5 Creative Ways to Use a Motion Controlled Slider

There are tools that allow us filmmakers to convey emotion and energy through otherwise dull and boring shots. It may be a crane, a steadycam, a dolly, or for those who can’t afford a set of tracks or a Jimmy Jib, usually it’s a slider. Sliders are quite cheap and make for an amazing addition to your gear.

But what if you already have a slider and are willing to step up your game by adding something more to the mix? There’s where the motion control comes in. Here, thanks to Jordy Vandeput and his team we can explore some of the basic movements and possibilities that a motion controlled slider can offer, which is well beyond what you expect.

The particular characteristic of a motion controlled slider is the ability to repeat the same exact movement infinite times. Not being controlled by a human hand but by a motor, you can program it in order to do the same precise shot time after time. What’s the good in there? Well, let’s see.

Technique #1 – Backround replacement

Shoot a studio scene where you green screen your actor while the sliders goes, then take the slider in a complete different environment. Now, thanks to the companion app to the slider, repeat the exact same movement, so that later in post you can put your background behind the talent you shot earlier.

Now having a complete different layer but retaining the same movement allows for some VFX customization, like a strange sci-fi world.

Technique #2 –  Synchronised Movement

There are two options in motion sync. The first one is to leave the slider in place and take the same shot in different moments of the day. Having the same movement you can cut from one to the other seamlessly, making for a very creative effect that conveys the flowing of time.

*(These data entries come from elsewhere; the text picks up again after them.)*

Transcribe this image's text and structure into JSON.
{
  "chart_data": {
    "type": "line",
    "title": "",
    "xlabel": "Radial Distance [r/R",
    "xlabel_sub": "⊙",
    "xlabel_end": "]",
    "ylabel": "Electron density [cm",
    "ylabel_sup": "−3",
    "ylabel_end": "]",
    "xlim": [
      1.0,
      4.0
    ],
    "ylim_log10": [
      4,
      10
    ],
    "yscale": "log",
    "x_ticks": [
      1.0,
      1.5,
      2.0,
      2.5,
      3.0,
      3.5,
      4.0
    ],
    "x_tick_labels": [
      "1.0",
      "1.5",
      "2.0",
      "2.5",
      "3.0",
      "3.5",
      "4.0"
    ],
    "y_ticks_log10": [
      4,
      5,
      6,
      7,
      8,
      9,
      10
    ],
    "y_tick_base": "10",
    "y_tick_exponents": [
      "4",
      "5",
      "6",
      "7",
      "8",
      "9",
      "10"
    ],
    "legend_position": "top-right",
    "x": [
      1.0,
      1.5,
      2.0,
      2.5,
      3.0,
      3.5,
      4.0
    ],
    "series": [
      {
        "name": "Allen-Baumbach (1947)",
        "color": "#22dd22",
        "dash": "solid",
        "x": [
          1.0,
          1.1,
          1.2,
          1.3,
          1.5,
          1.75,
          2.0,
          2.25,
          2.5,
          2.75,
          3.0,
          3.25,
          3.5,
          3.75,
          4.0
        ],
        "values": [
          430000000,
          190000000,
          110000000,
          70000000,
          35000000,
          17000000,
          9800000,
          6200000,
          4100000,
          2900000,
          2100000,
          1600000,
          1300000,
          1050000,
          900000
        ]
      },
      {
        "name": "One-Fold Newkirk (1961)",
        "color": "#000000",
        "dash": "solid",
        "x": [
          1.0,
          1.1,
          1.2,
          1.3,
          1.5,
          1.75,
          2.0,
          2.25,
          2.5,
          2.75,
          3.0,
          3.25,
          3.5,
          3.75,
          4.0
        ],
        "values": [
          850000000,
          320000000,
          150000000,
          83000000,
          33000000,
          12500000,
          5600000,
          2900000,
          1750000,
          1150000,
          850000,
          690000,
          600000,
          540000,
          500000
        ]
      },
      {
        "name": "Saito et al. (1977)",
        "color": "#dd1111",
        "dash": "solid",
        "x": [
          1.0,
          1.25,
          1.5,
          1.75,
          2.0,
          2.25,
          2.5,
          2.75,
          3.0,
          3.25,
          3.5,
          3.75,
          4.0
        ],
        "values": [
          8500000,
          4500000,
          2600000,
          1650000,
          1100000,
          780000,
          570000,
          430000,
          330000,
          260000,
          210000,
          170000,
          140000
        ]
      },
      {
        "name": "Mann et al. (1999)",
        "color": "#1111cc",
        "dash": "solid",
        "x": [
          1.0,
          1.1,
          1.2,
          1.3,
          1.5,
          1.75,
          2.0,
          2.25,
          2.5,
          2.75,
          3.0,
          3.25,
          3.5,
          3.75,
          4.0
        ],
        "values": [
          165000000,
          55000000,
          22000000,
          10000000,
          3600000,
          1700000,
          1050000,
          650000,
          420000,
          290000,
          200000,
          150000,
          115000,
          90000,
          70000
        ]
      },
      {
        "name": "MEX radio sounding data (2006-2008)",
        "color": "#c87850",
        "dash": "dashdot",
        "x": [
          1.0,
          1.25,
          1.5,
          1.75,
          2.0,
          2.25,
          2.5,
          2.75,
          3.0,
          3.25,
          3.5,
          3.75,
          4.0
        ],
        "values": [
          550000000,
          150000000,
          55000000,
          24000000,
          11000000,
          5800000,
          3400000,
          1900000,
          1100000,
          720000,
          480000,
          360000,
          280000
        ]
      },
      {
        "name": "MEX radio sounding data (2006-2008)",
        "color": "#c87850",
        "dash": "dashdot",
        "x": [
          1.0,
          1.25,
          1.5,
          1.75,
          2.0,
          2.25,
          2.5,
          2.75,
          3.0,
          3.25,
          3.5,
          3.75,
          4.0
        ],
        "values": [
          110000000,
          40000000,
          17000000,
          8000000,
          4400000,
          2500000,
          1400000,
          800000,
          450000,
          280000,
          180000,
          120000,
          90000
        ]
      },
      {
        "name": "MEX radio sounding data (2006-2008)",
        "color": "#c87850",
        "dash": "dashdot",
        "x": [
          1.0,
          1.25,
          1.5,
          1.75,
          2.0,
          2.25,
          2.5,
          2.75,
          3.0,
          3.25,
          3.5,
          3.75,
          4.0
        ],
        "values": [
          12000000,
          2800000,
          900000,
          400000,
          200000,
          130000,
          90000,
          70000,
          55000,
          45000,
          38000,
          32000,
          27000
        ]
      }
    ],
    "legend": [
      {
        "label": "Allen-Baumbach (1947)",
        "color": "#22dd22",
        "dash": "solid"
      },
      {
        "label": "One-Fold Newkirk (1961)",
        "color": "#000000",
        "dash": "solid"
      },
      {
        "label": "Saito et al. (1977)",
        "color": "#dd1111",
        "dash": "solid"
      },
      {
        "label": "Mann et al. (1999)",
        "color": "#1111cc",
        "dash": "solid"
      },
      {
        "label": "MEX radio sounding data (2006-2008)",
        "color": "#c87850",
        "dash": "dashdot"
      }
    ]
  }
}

Another possibility is to move the slider and repeat the movement in different scenarios. It will not be as seamless, but the editing will still flow better than having different speeds in the shots.

Technique #3 – Floating head

This is more of a nice amenity, rather than a useful trick, but still, it’s a fun one. This trick is easy to do with a tripod too, but of course, there will be no movement in that case.

Shoot a talent sporting a green shirt and repeat the same shot without the talent but keeping the same background, having the slider repeat the camera movement, you can key out the body and mask the arms to have a nice floating head, but with a camera move.

Technique #4 – Macro Shots

Macro shots are more than enticing, they can completely change the tone of a clip. One of the problems with a normal slider is that when working with macro it’s quite impossible to have a perfect movement without little bumps. Even the tiniest of shakes or movements can ruin the shot.

Having the ability to program shots, maybe using the app to ramp up the speed and give a nice acceleration to the movement, can be a nice saver. Set the focus on the arrival point, and let the slider take care of it.

Technique #5 – Difficult Locations

It often happens when you shoot on locations that you need to take some tricky shots. They can be tricky because of how the location itself is made. Sometimes there is no room for a camera operator to stand behind the camera, so the usual solution is to place the camera and start recording, get away from the camera and hope for the best.

Now you can take that dull and boring fixed shot by launching the app and set the slider in motion. Boom! Awesome shot, otherwise impossible to have.